A judge of the Supreme Court of Brazil on Monday authorized the lifting of the bank secrecy on the accounts of the country's president during an investigation into an alleged corruption case involving the regulation of the country's ports.

The authorities are investigating whether President Michel Temer's decree, which introduced changes to port regulations, benefited the company Rodrimar in exchange for bribes paid to his party, the Brazilian Democratic Movement (MDB).

Judge Luis Roberto Barroso also recently authorized that this bribery probe be extended for two more months, after it was launched in September 2017.

Temer, for his part, said in a statement that he will request from the Central Bank his bank account statements of the period between 2013 and 2017, as demanded by the Supreme Court, according to local media.

In addition, the president said he "will give the press full access to these documents" and stressed that he has "no concern" in relation to the information in his bank accounts.
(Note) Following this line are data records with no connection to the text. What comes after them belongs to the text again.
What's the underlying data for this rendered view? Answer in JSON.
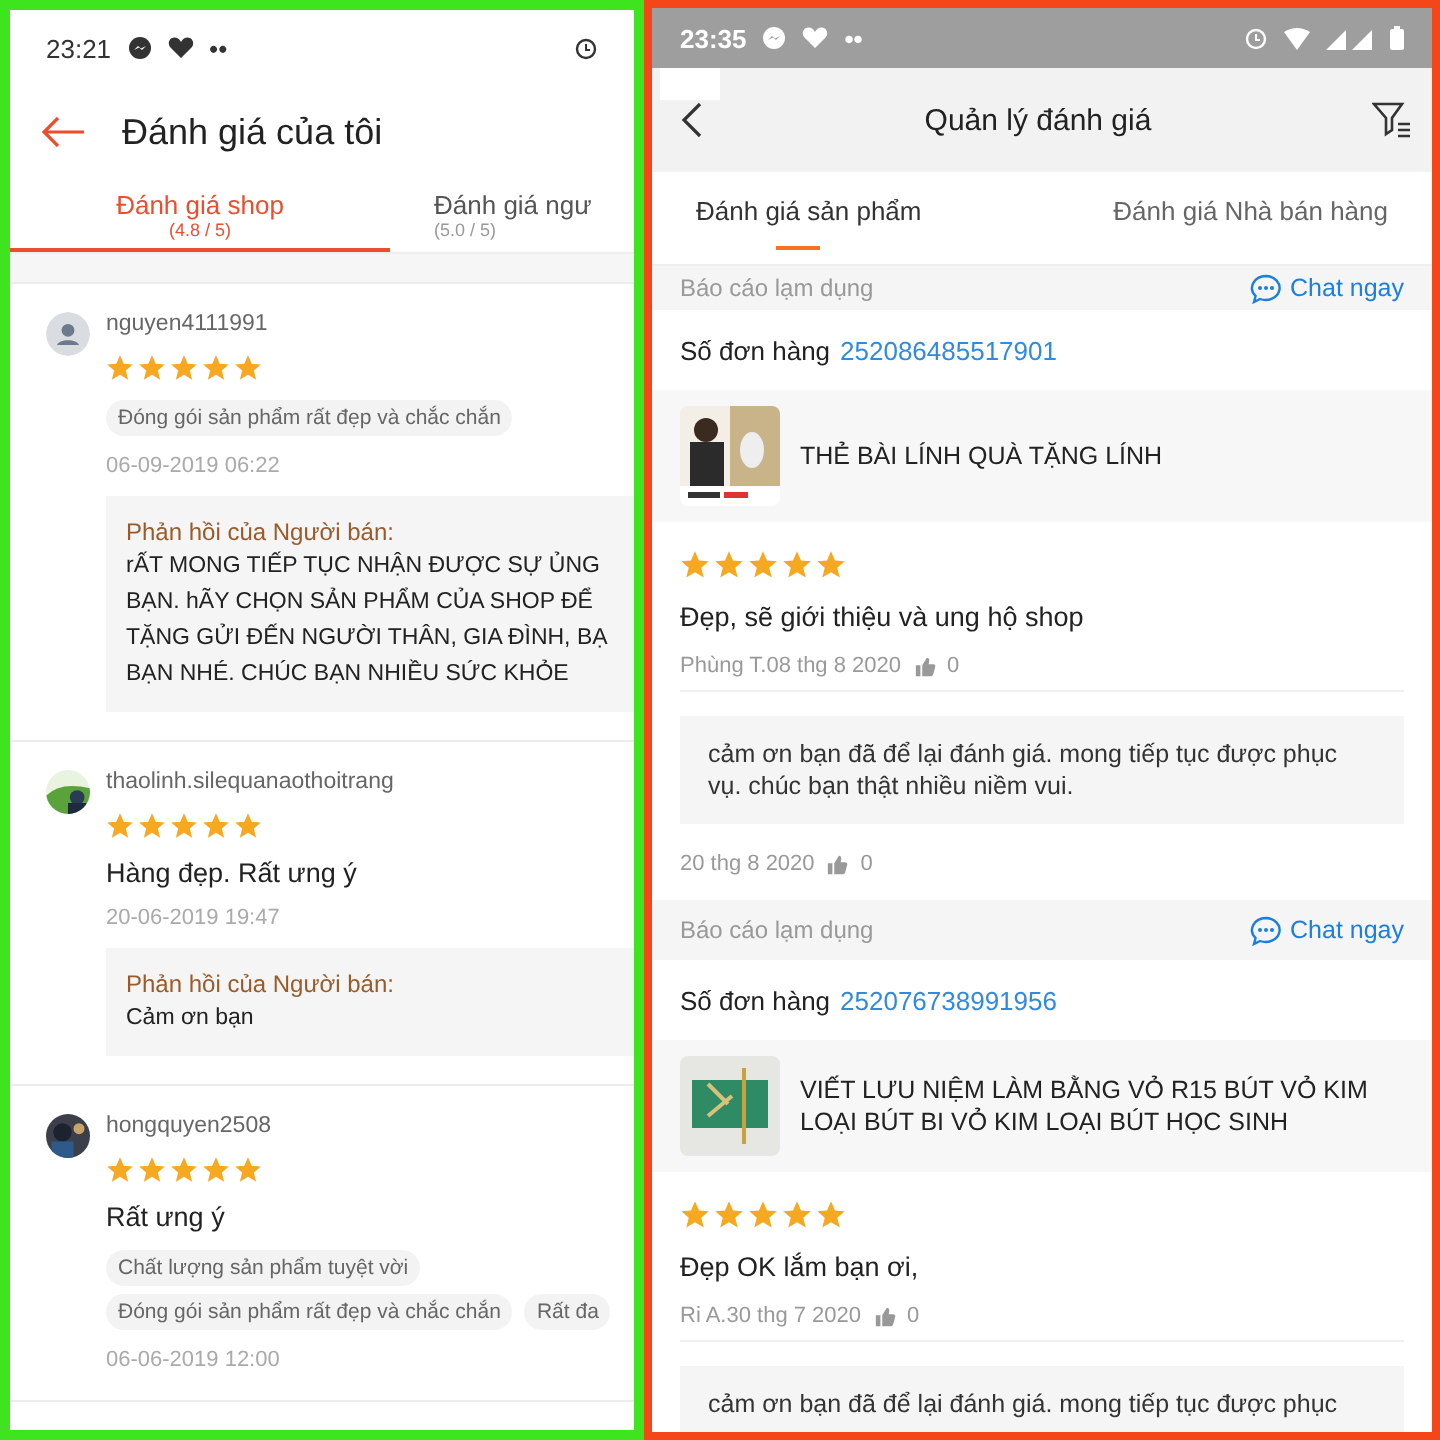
{
  "left_screen": {
    "status_bar": {
      "time": "23:21",
      "dots": "••"
    },
    "header": {
      "title": "Đánh giá của tôi"
    },
    "tabs": [
      {
        "label": "Đánh giá shop",
        "rating": "(4.8 / 5)",
        "selected": true
      },
      {
        "label": "Đánh giá ngư",
        "rating": "(5.0 / 5)",
        "selected": false
      }
    ],
    "reviews": [
      {
        "user": "nguyen4111991",
        "avatar": {
          "kind": "icon"
        },
        "stars": 5,
        "tag_rows": [
          [
            "Đóng gói sản phẩm rất đẹp và chắc chắn"
          ]
        ],
        "date": "06-09-2019 06:22",
        "reply": {
          "label": "Phản hồi của Người bán:",
          "lines": [
            "rẤT MONG TIẾP TỤC NHẬN ĐƯỢC SỰ ỦNG",
            "BẠN. hÃY CHỌN SẢN PHẨM CỦA SHOP ĐỂ",
            "TẶNG GỬI ĐẾN NGƯỜI THÂN, GIA ĐÌNH, BẠ",
            "BẠN NHÉ. CHÚC BẠN NHIỀU SỨC KHỎE"
          ]
        }
      },
      {
        "user": "thaolinh.silequanaothoitrang",
        "avatar": {
          "kind": "picture"
        },
        "stars": 5,
        "comment": "Hàng đẹp. Rất ưng ý",
        "date": "20-06-2019 19:47",
        "reply": {
          "label": "Phản hồi của Người bán:",
          "lines": [
            "Cảm ơn bạn"
          ]
        }
      },
      {
        "user": "hongquyen2508",
        "avatar": {
          "kind": "picture"
        },
        "stars": 5,
        "comment": "Rất ưng ý",
        "tag_rows": [
          [
            "Chất lượng sản phẩm tuyệt vời"
          ],
          [
            "Đóng gói sản phẩm rất đẹp và chắc chắn",
            "Rất đa"
          ]
        ],
        "date": "06-06-2019 12:00"
      }
    ]
  },
  "right_screen": {
    "status_bar": {
      "time": "23:35",
      "dots": "••"
    },
    "header": {
      "title": "Quản lý đánh giá"
    },
    "tabs": [
      {
        "label": "Đánh giá sản phẩm",
        "selected": true
      },
      {
        "label": "Đánh giá Nhà bán hàng",
        "selected": false
      }
    ],
    "reviews": [
      {
        "report": "Báo cáo lạm dụng",
        "chat": "Chat ngay",
        "order_label": "Số đơn hàng",
        "order_number": "252086485517901",
        "product": "THẺ BÀI LÍNH QUÀ TẶNG LÍNH",
        "stars": 5,
        "comment": "Đẹp, sẽ giới thiệu và ung hộ shop",
        "byline": "Phùng T.08 thg 8 2020",
        "likes": "0",
        "reply": "cảm ơn bạn đã để lại đánh giá. mong tiếp tục được phục vụ. chúc bạn thật nhiều niềm vui.",
        "reply_date": "20 thg 8 2020",
        "reply_likes": "0"
      },
      {
        "report": "Báo cáo lạm dụng",
        "chat": "Chat ngay",
        "order_label": "Số đơn hàng",
        "order_number": "252076738991956",
        "product": "VIẾT LƯU NIỆM LÀM BẰNG VỎ  R15  BÚT VỎ KIM LOẠI  BÚT BI VỎ KIM LOẠI  BÚT HỌC SINH",
        "stars": 5,
        "comment": "Đẹp OK lắm bạn ơi,",
        "byline": "Ri A.30 thg 7 2020",
        "likes": "0",
        "reply": "cảm ơn bạn đã để lại đánh giá. mong tiếp tục được phục"
      }
    ]
  }
}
Temer already submitted written answers to the 50 questions asked by the Federal Police in relation to this case, on January 18.

However, Judge Barroso's decision is contrary to the opinion of the current Attorney General, Raquel Dodge, who called for the lifting of bank secrecy only for some of those under investigation, which did not include Temer because allegedly there was no justification.

The case is based on statements made to the authorities by Joesley Batista, one of the owners of the JBS group, among other executives of the company who signed a collaboration agreement with the Brazilian Justice in which they implicated hundreds of Brazilian politicians from all ranks.

These testimonies also helped the Attorney General's Office to file a first complaint in 2017 for passive corruption and a second for judicial obstruction and unlawful association against Temer, who became the first head of state in the country's history to be charged with a criminal offence whilst in power.

However, the charges were dropped by Congress, which, by constitutional imperative, has the prerogative whether to authorize the opening of a criminal proceeding against a president in office.